Skulptur: 93-Jährige formt Denkmal für Rosa Luxemburg

"Rosa war eine tolle Frau": Die Berliner Künstlerin Ingeborg Hunzinger fühlt sich mit 93 Jahren noch nicht alt genug, um nur mit ihrem Hund zu spielen. Sie werkelt an einer Skulptur von Rosa Luxemburg, die bald vor der Volksbühne zu sehen sein soll.

Mit beiden Händen stützt sich Ingeborg Hunzinger auf ihren Krückstock und starrt wütend die halbfertige Tonfigur an. Eine lebensgroße Skulptur von Rosa Luxemburg (1871 - 1919), das sollte die Krönung ihres Lebenswerkes werden. Doch die 93-jährige Künstlerin ist nicht zufrieden: Die Füße sind ihrer Meinung nach zu groß, die Schultern zu breit. "So ein dickes Ei, furchtbar!" Sie sticht mit einem spitzen Messer in den Ton, der Körper soll schlanker werden. Schließlich sei Rosa sehr eitel gewesen. Einen breiten Hut will sie ihr noch modellieren und das Kleid später mit Blumen bemalen.

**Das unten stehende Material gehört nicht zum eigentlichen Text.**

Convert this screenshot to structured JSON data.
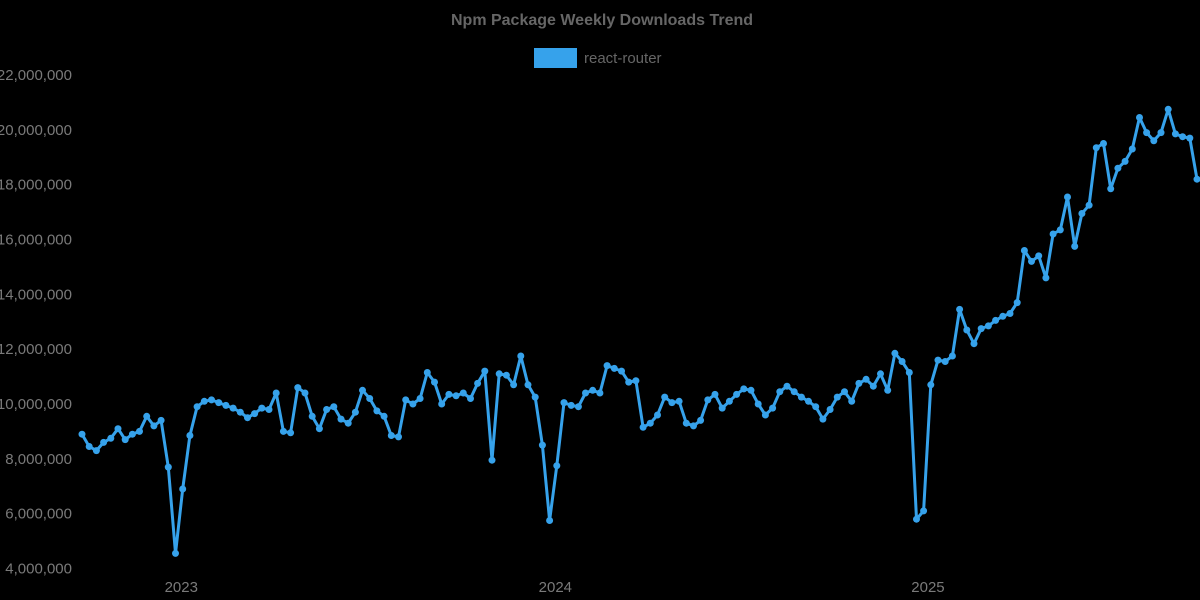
{
  "chart": {
    "title": "Npm Package Weekly Downloads Trend",
    "legend": [
      {
        "label": "react-router",
        "color": "#36A2EB"
      }
    ]
  },
  "chart_data": {
    "type": "line",
    "title": "Npm Package Weekly Downloads Trend",
    "x_unit": "week",
    "grid": false,
    "legend_position": "top",
    "background_color": "#000000",
    "title_color": "#666666",
    "tick_color": "#7a7a7a",
    "point_style": "circle",
    "ylim": [
      4000000,
      22000000
    ],
    "y_ticks": [
      {
        "value": 4000000,
        "label": "4,000,000"
      },
      {
        "value": 6000000,
        "label": "6,000,000"
      },
      {
        "value": 8000000,
        "label": "8,000,000"
      },
      {
        "value": 10000000,
        "label": "10,000,000"
      },
      {
        "value": 12000000,
        "label": "12,000,000"
      },
      {
        "value": 14000000,
        "label": "14,000,000"
      },
      {
        "value": 16000000,
        "label": "16,000,000"
      },
      {
        "value": 18000000,
        "label": "18,000,000"
      },
      {
        "value": 20000000,
        "label": "20,000,000"
      },
      {
        "value": 22000000,
        "label": "22,000,000"
      }
    ],
    "x_ticks": [
      {
        "label": "2023",
        "week": 13.8
      },
      {
        "label": "2024",
        "week": 65.8
      },
      {
        "label": "2025",
        "week": 117.6
      }
    ],
    "series": [
      {
        "name": "react-router",
        "color": "#36A2EB",
        "values": [
          8900000,
          8450000,
          8300000,
          8600000,
          8750000,
          9100000,
          8700000,
          8900000,
          9000000,
          9550000,
          9200000,
          9400000,
          7700000,
          4550000,
          6900000,
          8850000,
          9900000,
          10100000,
          10150000,
          10050000,
          9950000,
          9850000,
          9700000,
          9500000,
          9650000,
          9850000,
          9800000,
          10400000,
          9000000,
          8950000,
          10600000,
          10400000,
          9550000,
          9100000,
          9800000,
          9900000,
          9450000,
          9300000,
          9700000,
          10500000,
          10200000,
          9750000,
          9550000,
          8850000,
          8800000,
          10150000,
          10000000,
          10200000,
          11150000,
          10800000,
          10000000,
          10350000,
          10300000,
          10400000,
          10200000,
          10750000,
          11200000,
          7950000,
          11100000,
          11050000,
          10700000,
          11750000,
          10700000,
          10250000,
          8500000,
          5750000,
          7750000,
          10050000,
          9950000,
          9900000,
          10400000,
          10500000,
          10400000,
          11400000,
          11300000,
          11200000,
          10800000,
          10850000,
          9150000,
          9300000,
          9600000,
          10250000,
          10050000,
          10100000,
          9300000,
          9200000,
          9400000,
          10150000,
          10350000,
          9850000,
          10100000,
          10350000,
          10550000,
          10500000,
          10000000,
          9600000,
          9850000,
          10450000,
          10650000,
          10450000,
          10250000,
          10100000,
          9900000,
          9450000,
          9800000,
          10250000,
          10450000,
          10100000,
          10750000,
          10900000,
          10650000,
          11100000,
          10500000,
          11850000,
          11550000,
          11150000,
          5800000,
          6100000,
          10700000,
          11600000,
          11550000,
          11750000,
          13450000,
          12700000,
          12200000,
          12750000,
          12850000,
          13050000,
          13200000,
          13300000,
          13700000,
          15600000,
          15200000,
          15400000,
          14600000,
          16200000,
          16350000,
          17550000,
          15750000,
          16950000,
          17250000,
          19350000,
          19500000,
          17850000,
          18600000,
          18850000,
          19300000,
          20450000,
          19900000,
          19600000,
          19900000,
          20750000,
          19850000,
          19750000,
          19700000,
          18200000
        ]
      }
    ]
  }
}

Die Künstlerin kramt ein vergilbtes Bild der Revolutionärin hervor und betrachtet es aufmerksam: "Rosa ist mein Schwarm, sie war eine tolle Frau." Luxemburg habe für eine gerechtere Welt gekämpft und sei für ihre Idee gestorben. Von der Notwendigkeit einer sozialistischen Veränderung der Gesellschaft ist auch Hunzinger überzeugt. Als 17-Jährige trat sie in die Kommunistische Partei ein, sie wollte die Ursachen von Armut und Elend bekämpfen - ein Ansatz, der bis heute ihre Kunst prägt.

"Was soll ich denn sonst machen?"

Jeden Morgen nach dem Frühstück macht sich die Bildhauerin an die Arbeit. Sie wirft sich einen alten Kittel über und trippelt in pinkfarbenen Schuhen ins Arbeitszimmer ihrer Wohnung in Rahnsdorf. Ihr Atelier im Garten hat keine Heizung, dort kann sie nur im Sommer arbeiten. Fragen nach ihrer Kraft und Ausdauer hört die ältere Dame gar nicht gerne. "Was soll ich denn sonst machen? Den ganzen Tag mit dem Hund spielen?" Hunzinger streckt die Zunge raus. Außerdem werde die Skulptur von Rosa Luxemburg sonst nie fertig.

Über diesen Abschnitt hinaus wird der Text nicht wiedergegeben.